そんなとき、宇野常寛氏に共感して入ったPLANETS CLUBのランニング部に入部する。そしてその勧めでアプリSTRAVAを利用しはじめた。
走る仲間の登場とアプリについての考察は別の機会に紹介したいと思うが、近年のこの変化がもう一度BGMに向き合うきっかけになった。

僕の頭の中にふたたび、あのフレーズが鳴り響いた。

ちゃらっちゃっ、ちゃっちゃっちゃっちゃ、ちゃらちゃちゃ♪

ちゃらっちゃっ、ちゃっちゃっちゃっちゃ、ちゃらちゃちゃ♪

僕はパソコンを開き、ノイズキャンセリング機能付きではない、外の音も聞こえるBluetoothタイプのヘッドセットを手に入れた。両耳に掛ける左右のイヤホンが一体型で耳の中の圧迫感も少ない。いいぞ、これで爆走自転車女子高生(今は社会人に成長したのか鉢合わせなくなった)に怯えることなく、不安なく走ることができる。
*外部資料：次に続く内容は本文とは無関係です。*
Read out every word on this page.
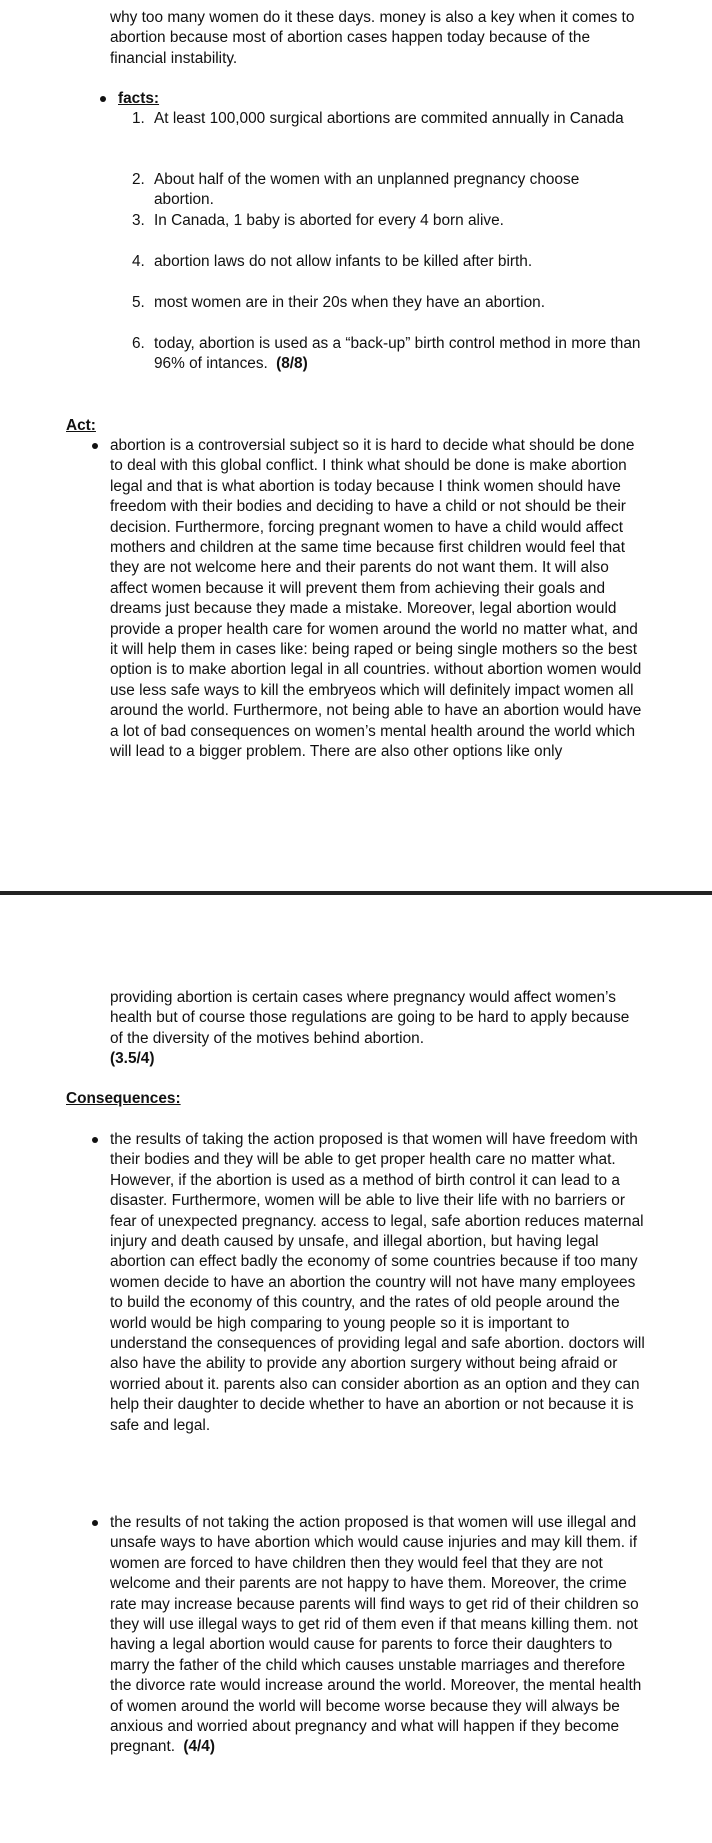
why too many women do it these days. money is also a key when it comes to abortion because most of abortion cases happen today because of the financial instability.

facts:
1. At least 100,000 surgical abortions are commited annually in Canada

2. About half of the women with an unplanned pregnancy choose abortion.

3. In Canada, 1 baby is aborted for every 4 born alive.

4. abortion laws do not allow infants to be killed after birth.

5. most women are in their 20s when they have an abortion.

6. today, abortion is used as a “back-up” birth control method in more than 96% of intances. (8/8)

Act:

abortion is a controversial subject so it is hard to decide what should be done to deal with this global conflict. I think what should be done is make abortion legal and that is what abortion is today because I think women should have freedom with their bodies and deciding to have a child or not should be their decision. Furthermore, forcing pregnant women to have a child would affect mothers and children at the same time because first children would feel that they are not welcome here and their parents do not want them. It will also affect women because it will prevent them from achieving their goals and dreams just because they made a mistake. Moreover, legal abortion would provide a proper health care for women around the world no matter what, and it will help them in cases like: being raped or being single mothers so the best option is to make abortion legal in all countries. without abortion women would use less safe ways to kill the embryeos which will definitely impact women all around the world. Furthermore, not being able to have an abortion would have a lot of bad consequences on women’s mental health around the world which will lead to a bigger problem. There are also other options like only

providing abortion is certain cases where pregnancy would affect women’s health but of course those regulations are going to be hard to apply because of the diversity of the motives behind abortion.
(3.5/4)

Consequences:

the results of taking the action proposed is that women will have freedom with their bodies and they will be able to get proper health care no matter what. However, if the abortion is used as a method of birth control it can lead to a disaster. Furthermore, women will be able to live their life with no barriers or fear of unexpected pregnancy. access to legal, safe abortion reduces maternal injury and death caused by unsafe, and illegal abortion, but having legal abortion can effect badly the economy of some countries because if too many women decide to have an abortion the country will not have many employees to build the economy of this country, and the rates of old people around the world would be high comparing to young people so it is important to understand the consequences of providing legal and safe abortion. doctors will also have the ability to provide any abortion surgery without being afraid or worried about it. parents also can consider abortion as an option and they can help their daughter to decide whether to have an abortion or not because it is safe and legal.

the results of not taking the action proposed is that women will use illegal and unsafe ways to have abortion which would cause injuries and may kill them. if women are forced to have children then they would feel that they are not welcome and their parents are not happy to have them. Moreover, the crime rate may increase because parents will find ways to get rid of their children so they will use illegal ways to get rid of them even if that means killing them. not having a legal abortion would cause for parents to force their daughters to marry the father of the child which causes unstable marriages and therefore the divorce rate would increase around the world. Moreover, the mental health of women around the world will become worse because they will always be anxious and worried about pregnancy and what will happen if they become pregnant. (4/4)
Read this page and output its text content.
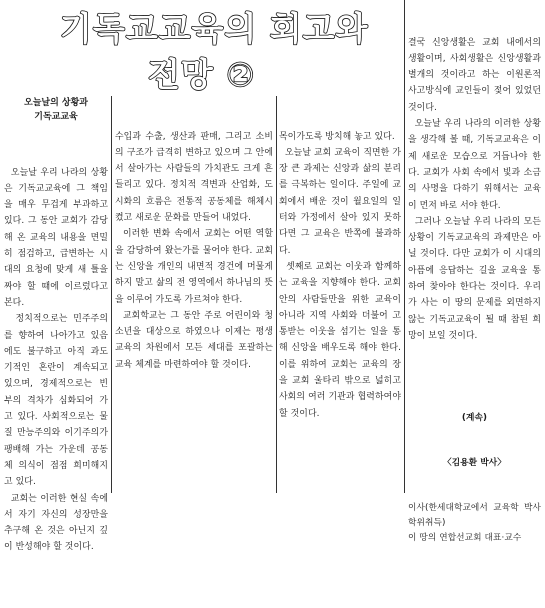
기독교교육의 회고와
전망 ②
오늘날의 상황과
기독교교육

오늘날 우리 나라의 상황은 기독교교육에 그 책임을 매우 무겁게 부과하고 있다. 그 동안 교회가 감당해 온 교육의 내용을 면밀히 점검하고, 급변하는 시대의 요청에 맞게 새 틀을 짜야 할 때에 이르렀다고 본다.
정치적으로는 민주주의를 향하여 나아가고 있음에도 불구하고 아직 과도기적인 혼란이 계속되고 있으며, 경제적으로는 빈부의 격차가 심화되어 가고 있다. 사회적으로는 물질 만능주의와 이기주의가 팽배해 가는 가운데 공동체 의식이 점점 희미해지고 있다.
교회는 이러한 현실 속에서 자기 자신의 성장만을 추구해 온 것은 아닌지 깊이 반성해야 할 것이다.

수입과 수출, 생산과 판매, 그리고 소비의 구조가 급격히 변하고 있으며 그 안에서 살아가는 사람들의 가치관도 크게 흔들리고 있다. 정치적 격변과 산업화, 도시화의 흐름은 전통적 공동체를 해체시켰고 새로운 문화를 만들어 내었다.
이러한 변화 속에서 교회는 어떤 역할을 감당하여 왔는가를 물어야 한다. 교회는 신앙을 개인의 내면적 경건에 머물게 하지 말고 삶의 전 영역에서 하나님의 뜻을 이루어 가도록 가르쳐야 한다.
교회학교는 그 동안 주로 어린이와 청소년을 대상으로 하였으나 이제는 평생교육의 차원에서 모든 세대를 포괄하는 교육 체계를 마련하여야 할 것이다.

목이가도록 방치해 놓고 있다.
오늘날 교회 교육이 직면한 가장 큰 과제는 신앙과 삶의 분리를 극복하는 일이다. 주일에 교회에서 배운 것이 월요일의 일터와 가정에서 살아 있지 못하다면 그 교육은 반쪽에 불과하다.
셋째로 교회는 이웃과 함께하는 교육을 지향해야 한다. 교회 안의 사람들만을 위한 교육이 아니라 지역 사회와 더불어 고통받는 이웃을 섬기는 일을 통해 신앙을 배우도록 해야 한다. 이를 위하여 교회는 교육의 장을 교회 울타리 밖으로 넓히고 사회의 여러 기관과 협력하여야 할 것이다.

결국 신앙생활은 교회 내에서의 생활이며, 사회생활은 신앙생활과 별개의 것이라고 하는 이원론적 사고방식에 교인들이 젖어 있었던 것이다.
오늘날 우리 나라의 이러한 상황을 생각해 볼 때, 기독교교육은 이제 새로운 모습으로 거듭나야 한다. 교회가 사회 속에서 빛과 소금의 사명을 다하기 위해서는 교육이 먼저 바로 서야 한다.
그러나 오늘날 우리 나라의 모든 상황이 기독교교육의 과제만은 아닐 것이다. 다만 교회가 이 시대의 아픔에 응답하는 길을 교육을 통하여 찾아야 한다는 것이다. 우리가 사는 이 땅의 문제를 외면하지 않는 기독교교육이 될 때 참된 희망이 보일 것이다.

(계속)

〈김용환 박사〉

이사(한세대학교에서 교육학 박사 학위취득)
이 땅의 연합선교회 대표·교수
かつて僕のお気に入りのPodcastは、番組内のトーク部分だけを切り取ったもので、構成の変化が乏しく、続けて聴くとどうしても飽きてしまう。時代は移りradikoではオンエアそのままに音楽も聴くこととができる。
それに気づいた僕は、タイムフリーの取っておきの番組を聴きながら走るようになった。週に一度二度、radikoの再生制限で再生不可になる前に聞き逃さないように走るのだ。
一方アプリのおかげで、設定したコースを気にすることなく自由に走り走行距離を記録することができるようになった。iPhoneのバッテリーもRadikoの再生と位置情報の記録に長時間耐えられるように進化した。

僕たちが生きる世界は不安定だ。昔からそうだ。これからもそうだ。
考えてみれば、安定した生活を継続して過ごせていた期間は、各世代10年にも満たないのではないだろうか。不安定があるから安定に感じ、安定があるから不安定が目立つのだ。その繰り返しなのだ。

ちゃらっちゃっ、ちゃっちゃっちゃっちゃ、ちゃらちゃちゃ♪

車道脇の木造の平家の前を通るとき、僕の頭の中でこのメロディーが鳴るときがある。そのとき僕の耳元では、ナイツのふたりが少し風刺を効かせただじゃれを話している。
それでも僕の頭の中で流れるあのメロディーは、かつて不安定だった自分に対してのエールかもしれないし、あの時と変わりなくつまらないことにくよくよしている自分に対する嘲笑かも知れない。

求める心と、出会う幸運。
ランニングクラブの仲間や、アプリなどのランニングギアと出会い、新しい環境が僕の背中を押す。

ちゃらっちゃっ、ちゃっちゃっちゃっちゃ、ちゃらちゃちゃ♪

かつての僕がそうしたように、不安定な時こそ走ろう!
走ることに理由はいらないと言う人もいるけれど、軽快に。

ちゃらっちゃっ、ちゃっちゃっちゃっちゃ、ちゃらちゃちゃ♪

そして、ひーふー、ぴーぶー♪ すると、澱(おり)が取れたようになる。
ジョギングは裏切らない。

この記事が気に入ったらサポートをしてみませんか?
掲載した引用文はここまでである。